Drawing upon this background, the concept of nowcasting using different
machine learning algorithms is utilized in this study to address the aforementioned issues,
particularly in addressing the lag data release on domestic liquidity in the Philippines.
This objective intends to formulate an accurate quantitative model that the BSP can sustainably
use to estimate the short-run growth of said monetary indicator. Therefore, five (5) popular
machine learning algorithms under regularization methods (i.e., Ridge Regression,
Least Absolute Shrinkage and Selection Operator (LASSO), Elastic Net (ENET)) and
tree-based method (i.e., Random Forest (RF), Gradient Boosted Trees (GBT)) using different
high-frequency monetary, financial, and external sector indicators from January 2008 to
December 2020 are performed to support the objective of this study. The performances of these
algorithms are then compared against traditional time series models such as Autoregressive (AR)
and Dynamic Factor Models (DFM). In particular, their respective one-step-ahead
(out-of-sample) nowcasts under an expanding window process are evaluated based on monthly
and overall Root Mean Squared Error (RMSE) and Mean Absolute Error (MAE).
The results demonstrate that machine learning algorithms provide more accurate
estimates than the benchmark models used in this study. Mainly because the said approaches
registered consistent monthly estimates with low forecast errors. Tables 6.1 and 6.2 depict that
the nowcasts of machine learning algorithms are more accurate than the estimates provided by
AR models and DFM. It can also be observed that the overall RMSE and MAE of
all machine learning models used in this study are more accurate than the benchmark models.
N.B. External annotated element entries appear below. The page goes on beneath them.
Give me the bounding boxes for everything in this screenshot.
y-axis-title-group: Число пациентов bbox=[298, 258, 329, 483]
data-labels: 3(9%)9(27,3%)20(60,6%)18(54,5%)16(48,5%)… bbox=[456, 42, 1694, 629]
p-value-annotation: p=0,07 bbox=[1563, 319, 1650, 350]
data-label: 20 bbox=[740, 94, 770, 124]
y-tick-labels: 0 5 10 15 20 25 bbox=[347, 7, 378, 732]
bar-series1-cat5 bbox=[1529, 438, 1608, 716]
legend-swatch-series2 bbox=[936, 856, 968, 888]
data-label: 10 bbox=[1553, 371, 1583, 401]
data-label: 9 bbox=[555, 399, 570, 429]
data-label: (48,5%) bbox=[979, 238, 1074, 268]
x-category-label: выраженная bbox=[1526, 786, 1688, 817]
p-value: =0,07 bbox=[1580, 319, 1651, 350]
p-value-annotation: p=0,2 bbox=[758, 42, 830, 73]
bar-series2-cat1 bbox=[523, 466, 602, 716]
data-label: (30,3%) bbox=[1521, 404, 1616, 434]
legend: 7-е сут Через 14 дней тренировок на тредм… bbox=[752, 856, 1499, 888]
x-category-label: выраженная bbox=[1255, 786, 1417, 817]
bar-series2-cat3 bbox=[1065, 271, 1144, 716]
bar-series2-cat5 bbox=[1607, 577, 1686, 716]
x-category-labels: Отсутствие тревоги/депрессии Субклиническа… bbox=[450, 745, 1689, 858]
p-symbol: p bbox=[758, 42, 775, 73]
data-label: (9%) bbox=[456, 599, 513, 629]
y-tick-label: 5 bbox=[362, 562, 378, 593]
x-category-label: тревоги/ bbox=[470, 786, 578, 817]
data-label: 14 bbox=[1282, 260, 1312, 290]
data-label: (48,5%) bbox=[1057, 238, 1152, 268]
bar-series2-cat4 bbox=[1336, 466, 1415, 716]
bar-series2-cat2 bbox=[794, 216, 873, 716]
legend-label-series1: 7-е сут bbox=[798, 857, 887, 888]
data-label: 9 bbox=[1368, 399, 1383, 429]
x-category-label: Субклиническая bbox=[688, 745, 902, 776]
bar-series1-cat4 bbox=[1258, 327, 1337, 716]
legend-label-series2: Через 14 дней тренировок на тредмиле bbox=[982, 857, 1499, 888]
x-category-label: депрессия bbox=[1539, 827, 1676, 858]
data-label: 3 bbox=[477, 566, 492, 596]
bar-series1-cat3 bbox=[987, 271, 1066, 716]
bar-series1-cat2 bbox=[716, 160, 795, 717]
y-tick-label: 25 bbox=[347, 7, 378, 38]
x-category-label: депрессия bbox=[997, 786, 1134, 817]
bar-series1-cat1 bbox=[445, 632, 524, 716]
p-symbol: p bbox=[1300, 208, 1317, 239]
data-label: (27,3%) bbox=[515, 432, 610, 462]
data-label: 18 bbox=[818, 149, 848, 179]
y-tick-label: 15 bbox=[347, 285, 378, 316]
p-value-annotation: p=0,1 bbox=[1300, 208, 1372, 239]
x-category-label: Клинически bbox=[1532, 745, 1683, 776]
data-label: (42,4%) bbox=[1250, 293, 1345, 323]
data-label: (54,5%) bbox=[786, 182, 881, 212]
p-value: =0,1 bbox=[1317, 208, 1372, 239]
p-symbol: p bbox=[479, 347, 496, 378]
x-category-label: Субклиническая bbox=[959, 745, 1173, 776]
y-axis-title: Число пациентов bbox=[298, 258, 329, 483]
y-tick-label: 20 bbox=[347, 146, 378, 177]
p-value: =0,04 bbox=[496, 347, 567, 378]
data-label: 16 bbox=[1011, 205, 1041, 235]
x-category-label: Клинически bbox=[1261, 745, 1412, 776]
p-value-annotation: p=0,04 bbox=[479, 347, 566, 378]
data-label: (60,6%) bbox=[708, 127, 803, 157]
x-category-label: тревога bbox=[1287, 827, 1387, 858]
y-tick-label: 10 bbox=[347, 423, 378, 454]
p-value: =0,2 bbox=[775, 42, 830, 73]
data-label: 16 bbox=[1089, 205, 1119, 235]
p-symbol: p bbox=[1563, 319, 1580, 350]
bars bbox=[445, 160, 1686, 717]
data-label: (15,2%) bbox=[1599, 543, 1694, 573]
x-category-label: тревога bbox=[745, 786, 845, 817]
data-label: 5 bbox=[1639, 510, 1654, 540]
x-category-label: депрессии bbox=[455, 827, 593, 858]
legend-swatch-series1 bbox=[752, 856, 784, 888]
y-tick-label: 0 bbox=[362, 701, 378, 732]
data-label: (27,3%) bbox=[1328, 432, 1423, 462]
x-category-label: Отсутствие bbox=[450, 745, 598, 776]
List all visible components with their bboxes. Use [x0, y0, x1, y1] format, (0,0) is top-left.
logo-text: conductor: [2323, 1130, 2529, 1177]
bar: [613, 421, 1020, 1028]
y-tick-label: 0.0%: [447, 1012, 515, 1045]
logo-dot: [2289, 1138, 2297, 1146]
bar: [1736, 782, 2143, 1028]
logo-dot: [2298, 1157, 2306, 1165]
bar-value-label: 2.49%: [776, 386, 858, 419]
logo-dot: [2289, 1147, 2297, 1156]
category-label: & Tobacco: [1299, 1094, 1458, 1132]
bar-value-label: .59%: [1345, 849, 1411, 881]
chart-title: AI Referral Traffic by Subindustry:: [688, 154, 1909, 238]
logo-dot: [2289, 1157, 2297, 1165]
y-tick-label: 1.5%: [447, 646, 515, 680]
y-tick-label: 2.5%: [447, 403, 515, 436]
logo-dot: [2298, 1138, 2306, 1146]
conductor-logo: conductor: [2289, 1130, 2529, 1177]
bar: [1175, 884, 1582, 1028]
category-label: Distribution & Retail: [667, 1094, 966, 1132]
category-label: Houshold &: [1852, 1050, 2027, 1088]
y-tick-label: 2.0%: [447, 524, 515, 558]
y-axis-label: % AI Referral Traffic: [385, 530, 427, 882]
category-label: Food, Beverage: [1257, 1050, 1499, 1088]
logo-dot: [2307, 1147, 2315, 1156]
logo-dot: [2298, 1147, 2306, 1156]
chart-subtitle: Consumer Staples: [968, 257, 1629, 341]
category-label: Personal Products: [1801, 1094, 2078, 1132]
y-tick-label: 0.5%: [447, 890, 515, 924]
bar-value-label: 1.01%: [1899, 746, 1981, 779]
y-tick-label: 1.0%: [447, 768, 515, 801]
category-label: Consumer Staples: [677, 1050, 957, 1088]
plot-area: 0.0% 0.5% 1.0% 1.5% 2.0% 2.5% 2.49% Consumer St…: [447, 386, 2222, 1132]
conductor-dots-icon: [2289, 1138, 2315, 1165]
These algorithms, in addition, registered precise estimates on the months (i.e., March, April,
May) where domestic liquidity growth suddenly expand (e.g., increased borrowings and deposits
of the National Government (NG) to BSP) due to the impact of the Coronavirus Disease 2019
(COVID-19) in the Philippines. Based on these outcomes, it can be concluded that both
regularization and tree-based machine learning algorithms could be used as alternative models
to estimate the growth of domestic liquidity in the Philippines.